HTM itu hanya untuk masuk ke dalam kawasan pegunungan. Untuk memasuki area air terjun di kawasan tersebut, para wisatawan harus membayar lagi sebagai "tiket masuk" sekitar Rp 10 ribu hingga Rp 20 ribu. Itu belum termasuk "biaya parkir" sekitar Rp 5.000 hingga Rp 10 ribu.
Dengan segala fakta ini, tidak mengherankan jika banyak masyarakat Indonesia, terutama mereka dari lapisan menengah ke atas, memilih untuk berlibur ke luar negeri daripada menjelajahi tempat-tempat wisata di Indonesia. Survei Badan Pusat Statistik (BPS) mencatat 8,1 juta orang Indonesia suka berlibur ke luar negeri.

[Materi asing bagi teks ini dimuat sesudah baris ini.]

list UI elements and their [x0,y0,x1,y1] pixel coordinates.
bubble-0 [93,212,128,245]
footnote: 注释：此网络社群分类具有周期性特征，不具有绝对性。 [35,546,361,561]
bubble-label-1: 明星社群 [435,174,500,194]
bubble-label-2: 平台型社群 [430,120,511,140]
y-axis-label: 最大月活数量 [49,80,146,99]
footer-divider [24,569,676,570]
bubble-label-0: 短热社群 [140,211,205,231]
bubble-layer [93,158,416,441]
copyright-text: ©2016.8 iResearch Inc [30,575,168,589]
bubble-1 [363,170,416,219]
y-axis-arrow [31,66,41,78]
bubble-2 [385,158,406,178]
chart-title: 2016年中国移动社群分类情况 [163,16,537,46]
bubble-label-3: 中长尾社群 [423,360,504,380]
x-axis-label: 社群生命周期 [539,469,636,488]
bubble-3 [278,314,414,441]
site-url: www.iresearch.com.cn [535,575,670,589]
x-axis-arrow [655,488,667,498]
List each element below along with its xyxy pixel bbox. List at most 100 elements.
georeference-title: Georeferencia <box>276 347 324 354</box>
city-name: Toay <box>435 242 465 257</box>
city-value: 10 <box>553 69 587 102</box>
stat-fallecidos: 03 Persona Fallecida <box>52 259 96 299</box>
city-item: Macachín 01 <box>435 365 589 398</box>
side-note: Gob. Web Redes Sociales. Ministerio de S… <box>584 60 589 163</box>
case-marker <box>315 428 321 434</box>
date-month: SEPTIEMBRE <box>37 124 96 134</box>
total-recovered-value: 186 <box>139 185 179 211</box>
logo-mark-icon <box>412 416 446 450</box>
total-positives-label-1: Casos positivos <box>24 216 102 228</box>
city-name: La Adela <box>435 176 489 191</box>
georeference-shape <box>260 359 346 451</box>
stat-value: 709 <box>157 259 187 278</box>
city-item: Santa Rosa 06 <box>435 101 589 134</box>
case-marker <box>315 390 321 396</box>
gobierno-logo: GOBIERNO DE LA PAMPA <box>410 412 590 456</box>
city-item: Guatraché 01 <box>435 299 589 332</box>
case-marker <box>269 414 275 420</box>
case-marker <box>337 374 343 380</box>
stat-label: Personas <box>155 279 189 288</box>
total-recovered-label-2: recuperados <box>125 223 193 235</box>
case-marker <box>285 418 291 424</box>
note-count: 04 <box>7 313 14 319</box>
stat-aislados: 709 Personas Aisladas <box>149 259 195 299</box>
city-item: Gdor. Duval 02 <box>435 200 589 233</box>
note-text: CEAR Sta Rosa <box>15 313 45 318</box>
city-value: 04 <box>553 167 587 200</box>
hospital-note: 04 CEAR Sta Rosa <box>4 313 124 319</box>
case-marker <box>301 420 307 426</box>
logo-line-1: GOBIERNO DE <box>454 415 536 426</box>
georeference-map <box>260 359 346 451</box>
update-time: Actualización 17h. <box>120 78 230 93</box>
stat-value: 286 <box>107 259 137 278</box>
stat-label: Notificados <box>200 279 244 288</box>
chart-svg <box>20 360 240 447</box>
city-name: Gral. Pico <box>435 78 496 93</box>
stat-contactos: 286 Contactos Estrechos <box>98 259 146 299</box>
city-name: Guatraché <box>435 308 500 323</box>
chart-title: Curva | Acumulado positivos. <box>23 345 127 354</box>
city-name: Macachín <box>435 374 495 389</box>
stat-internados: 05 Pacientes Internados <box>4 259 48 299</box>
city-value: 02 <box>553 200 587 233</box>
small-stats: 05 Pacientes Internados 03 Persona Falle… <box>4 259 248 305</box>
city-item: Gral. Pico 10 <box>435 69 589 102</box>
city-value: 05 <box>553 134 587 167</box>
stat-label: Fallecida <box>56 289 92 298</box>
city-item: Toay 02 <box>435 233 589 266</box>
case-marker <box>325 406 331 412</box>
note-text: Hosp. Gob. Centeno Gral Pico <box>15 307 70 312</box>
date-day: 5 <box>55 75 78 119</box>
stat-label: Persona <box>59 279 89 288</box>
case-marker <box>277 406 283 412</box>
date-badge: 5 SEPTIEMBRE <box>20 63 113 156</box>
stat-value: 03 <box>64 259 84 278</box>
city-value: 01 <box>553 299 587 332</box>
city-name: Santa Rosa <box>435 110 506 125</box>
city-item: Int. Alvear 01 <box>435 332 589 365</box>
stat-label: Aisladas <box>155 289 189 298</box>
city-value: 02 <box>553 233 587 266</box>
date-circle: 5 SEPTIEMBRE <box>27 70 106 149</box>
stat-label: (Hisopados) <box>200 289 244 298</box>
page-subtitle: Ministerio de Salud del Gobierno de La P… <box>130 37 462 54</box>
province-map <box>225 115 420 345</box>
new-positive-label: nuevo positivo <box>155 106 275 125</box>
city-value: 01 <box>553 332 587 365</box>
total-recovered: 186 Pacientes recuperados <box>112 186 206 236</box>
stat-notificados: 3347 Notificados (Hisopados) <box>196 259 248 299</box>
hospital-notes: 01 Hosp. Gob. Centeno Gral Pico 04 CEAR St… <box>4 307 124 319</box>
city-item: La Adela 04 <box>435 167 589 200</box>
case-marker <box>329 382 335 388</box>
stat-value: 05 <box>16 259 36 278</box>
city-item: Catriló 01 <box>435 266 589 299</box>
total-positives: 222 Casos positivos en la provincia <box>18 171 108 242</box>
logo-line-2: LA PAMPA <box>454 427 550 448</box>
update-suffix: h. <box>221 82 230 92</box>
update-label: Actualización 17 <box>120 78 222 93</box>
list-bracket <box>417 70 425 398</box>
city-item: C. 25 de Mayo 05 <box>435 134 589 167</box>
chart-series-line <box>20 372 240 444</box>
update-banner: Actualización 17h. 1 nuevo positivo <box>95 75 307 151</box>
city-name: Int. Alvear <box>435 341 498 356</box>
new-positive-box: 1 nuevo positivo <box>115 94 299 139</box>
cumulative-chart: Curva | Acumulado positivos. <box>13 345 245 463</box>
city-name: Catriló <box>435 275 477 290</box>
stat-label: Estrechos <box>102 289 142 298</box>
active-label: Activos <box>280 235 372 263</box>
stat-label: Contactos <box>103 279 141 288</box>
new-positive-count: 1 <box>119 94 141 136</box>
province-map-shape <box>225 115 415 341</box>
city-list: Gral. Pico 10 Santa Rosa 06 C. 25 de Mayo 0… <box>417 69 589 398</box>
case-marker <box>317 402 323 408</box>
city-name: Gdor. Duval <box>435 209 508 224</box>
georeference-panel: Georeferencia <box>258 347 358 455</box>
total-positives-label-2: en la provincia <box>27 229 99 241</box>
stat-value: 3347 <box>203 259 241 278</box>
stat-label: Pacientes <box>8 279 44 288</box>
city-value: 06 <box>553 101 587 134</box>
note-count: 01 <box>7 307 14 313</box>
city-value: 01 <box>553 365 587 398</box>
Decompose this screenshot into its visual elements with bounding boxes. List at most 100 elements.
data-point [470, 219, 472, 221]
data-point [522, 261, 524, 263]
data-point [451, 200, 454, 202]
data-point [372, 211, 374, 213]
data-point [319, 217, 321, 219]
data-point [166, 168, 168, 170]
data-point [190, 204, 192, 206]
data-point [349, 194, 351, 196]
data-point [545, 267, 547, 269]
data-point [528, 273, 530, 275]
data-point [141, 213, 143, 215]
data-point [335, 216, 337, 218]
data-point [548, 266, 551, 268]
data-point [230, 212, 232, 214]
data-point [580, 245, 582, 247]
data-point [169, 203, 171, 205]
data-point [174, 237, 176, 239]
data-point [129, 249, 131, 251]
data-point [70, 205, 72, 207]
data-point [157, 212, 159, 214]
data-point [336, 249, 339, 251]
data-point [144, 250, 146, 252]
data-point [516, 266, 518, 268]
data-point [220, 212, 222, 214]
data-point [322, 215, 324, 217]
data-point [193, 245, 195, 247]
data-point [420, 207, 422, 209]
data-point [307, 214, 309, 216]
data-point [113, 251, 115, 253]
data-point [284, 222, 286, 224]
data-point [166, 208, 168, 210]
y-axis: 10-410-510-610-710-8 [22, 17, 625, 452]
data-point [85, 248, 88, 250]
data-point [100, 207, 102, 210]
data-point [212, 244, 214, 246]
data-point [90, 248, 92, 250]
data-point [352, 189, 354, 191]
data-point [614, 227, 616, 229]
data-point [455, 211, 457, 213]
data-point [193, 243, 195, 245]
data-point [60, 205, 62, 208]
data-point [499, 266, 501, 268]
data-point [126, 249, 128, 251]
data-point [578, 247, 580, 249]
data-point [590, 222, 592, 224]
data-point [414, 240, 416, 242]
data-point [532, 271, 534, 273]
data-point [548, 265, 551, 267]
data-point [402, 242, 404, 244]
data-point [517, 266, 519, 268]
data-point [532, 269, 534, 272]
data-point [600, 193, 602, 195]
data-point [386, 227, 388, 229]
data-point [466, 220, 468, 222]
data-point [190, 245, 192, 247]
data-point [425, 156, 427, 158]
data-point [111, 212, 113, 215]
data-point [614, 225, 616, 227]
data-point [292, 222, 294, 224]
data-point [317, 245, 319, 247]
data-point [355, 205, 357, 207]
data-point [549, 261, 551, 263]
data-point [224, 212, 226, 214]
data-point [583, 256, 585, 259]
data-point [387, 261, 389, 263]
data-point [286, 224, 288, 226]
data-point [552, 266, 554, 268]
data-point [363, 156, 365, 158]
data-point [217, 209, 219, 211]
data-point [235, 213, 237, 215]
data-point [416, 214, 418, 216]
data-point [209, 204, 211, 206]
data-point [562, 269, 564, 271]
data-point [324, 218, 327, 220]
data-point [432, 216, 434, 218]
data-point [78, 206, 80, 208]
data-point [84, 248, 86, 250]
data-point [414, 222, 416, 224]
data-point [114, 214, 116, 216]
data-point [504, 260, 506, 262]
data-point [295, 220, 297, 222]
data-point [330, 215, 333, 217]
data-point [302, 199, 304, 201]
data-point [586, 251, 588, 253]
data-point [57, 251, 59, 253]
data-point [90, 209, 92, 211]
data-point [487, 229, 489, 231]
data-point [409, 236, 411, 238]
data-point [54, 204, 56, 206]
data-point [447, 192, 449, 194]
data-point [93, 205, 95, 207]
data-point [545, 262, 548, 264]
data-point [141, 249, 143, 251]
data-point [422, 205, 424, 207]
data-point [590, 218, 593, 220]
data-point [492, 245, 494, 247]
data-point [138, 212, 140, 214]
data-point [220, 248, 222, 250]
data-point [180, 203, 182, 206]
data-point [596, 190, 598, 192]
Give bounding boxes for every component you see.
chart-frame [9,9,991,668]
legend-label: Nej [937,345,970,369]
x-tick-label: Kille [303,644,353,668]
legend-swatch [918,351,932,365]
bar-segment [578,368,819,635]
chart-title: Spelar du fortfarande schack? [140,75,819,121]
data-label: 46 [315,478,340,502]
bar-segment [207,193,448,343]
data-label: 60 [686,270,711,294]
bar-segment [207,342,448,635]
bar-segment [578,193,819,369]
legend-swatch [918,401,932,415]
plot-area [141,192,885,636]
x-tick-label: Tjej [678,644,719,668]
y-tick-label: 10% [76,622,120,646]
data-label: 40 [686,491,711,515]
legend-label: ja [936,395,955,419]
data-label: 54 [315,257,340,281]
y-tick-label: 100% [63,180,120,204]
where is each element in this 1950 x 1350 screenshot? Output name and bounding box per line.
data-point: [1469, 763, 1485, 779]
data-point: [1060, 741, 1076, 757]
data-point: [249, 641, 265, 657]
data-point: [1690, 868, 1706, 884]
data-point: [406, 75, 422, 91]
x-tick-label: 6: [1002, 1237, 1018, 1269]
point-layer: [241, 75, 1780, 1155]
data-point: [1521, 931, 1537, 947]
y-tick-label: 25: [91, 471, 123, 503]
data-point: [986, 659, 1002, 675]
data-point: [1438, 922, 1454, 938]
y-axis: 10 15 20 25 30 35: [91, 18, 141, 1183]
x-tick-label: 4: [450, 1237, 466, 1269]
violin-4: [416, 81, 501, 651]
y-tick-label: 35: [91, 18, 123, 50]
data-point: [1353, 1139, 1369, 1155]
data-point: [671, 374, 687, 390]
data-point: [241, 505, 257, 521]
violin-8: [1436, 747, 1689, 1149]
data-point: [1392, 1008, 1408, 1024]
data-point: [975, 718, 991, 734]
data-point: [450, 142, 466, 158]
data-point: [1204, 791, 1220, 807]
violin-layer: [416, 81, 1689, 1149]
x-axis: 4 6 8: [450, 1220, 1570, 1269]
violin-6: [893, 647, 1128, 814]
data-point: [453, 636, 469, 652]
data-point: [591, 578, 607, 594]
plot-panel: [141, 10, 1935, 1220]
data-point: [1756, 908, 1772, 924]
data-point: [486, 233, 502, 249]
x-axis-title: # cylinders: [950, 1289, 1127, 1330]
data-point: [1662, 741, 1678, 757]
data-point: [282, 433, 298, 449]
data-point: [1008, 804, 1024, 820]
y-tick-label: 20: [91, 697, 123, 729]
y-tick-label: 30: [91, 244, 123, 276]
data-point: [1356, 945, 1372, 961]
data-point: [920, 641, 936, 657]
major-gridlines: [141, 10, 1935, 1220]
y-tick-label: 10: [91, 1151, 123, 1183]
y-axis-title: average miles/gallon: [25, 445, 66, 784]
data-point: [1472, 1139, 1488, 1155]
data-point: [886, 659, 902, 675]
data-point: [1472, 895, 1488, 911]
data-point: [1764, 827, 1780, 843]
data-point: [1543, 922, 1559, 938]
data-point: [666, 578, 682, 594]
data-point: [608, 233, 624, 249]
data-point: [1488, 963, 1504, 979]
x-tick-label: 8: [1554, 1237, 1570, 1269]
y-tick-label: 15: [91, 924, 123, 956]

Kumpulan data perjalanan wisatawan selama Januari - November 2024 mencapai 8.132.740 perjalanan atau meningkat 18,92 persen dibandingkan tahun sebelumnya. Badan Pusat Statistik mencatat bahwa perjalanan wisatawan nasional (wiswas) pada bulan November 2024 mencapai 749.826 perjalanan, meningkat 2,57 persen dibandingkan bulan sebelumnya, serta meningkat 13,74 persen dibandingkan tahun sebelumnya.
Data di atas sejalan dengan kenyataan bahwa tiket pesawat ke negara tetangga seperti Singapura, Malaysia, atau Thailand, lebih murah daripada tiket pesawat ke berbagai belahan Indonesia yang dianugerahi keindahan alam seperti Raja Ampat. Setidaknya di luar negeri mereka tidak akan bertemu dengan petugas parkir liar, Pak Ogah, atau pungli yang membuat_effects menjerit.
Anda telah membaca artikel dengan judul Uang Saya Terkuras untuk Juru Parkir Liar dan Pungli Pak Ogah Saat Liburan. Semoga bermanfaat dan terima kasih sudah berkunjung di website Kaweden MYID.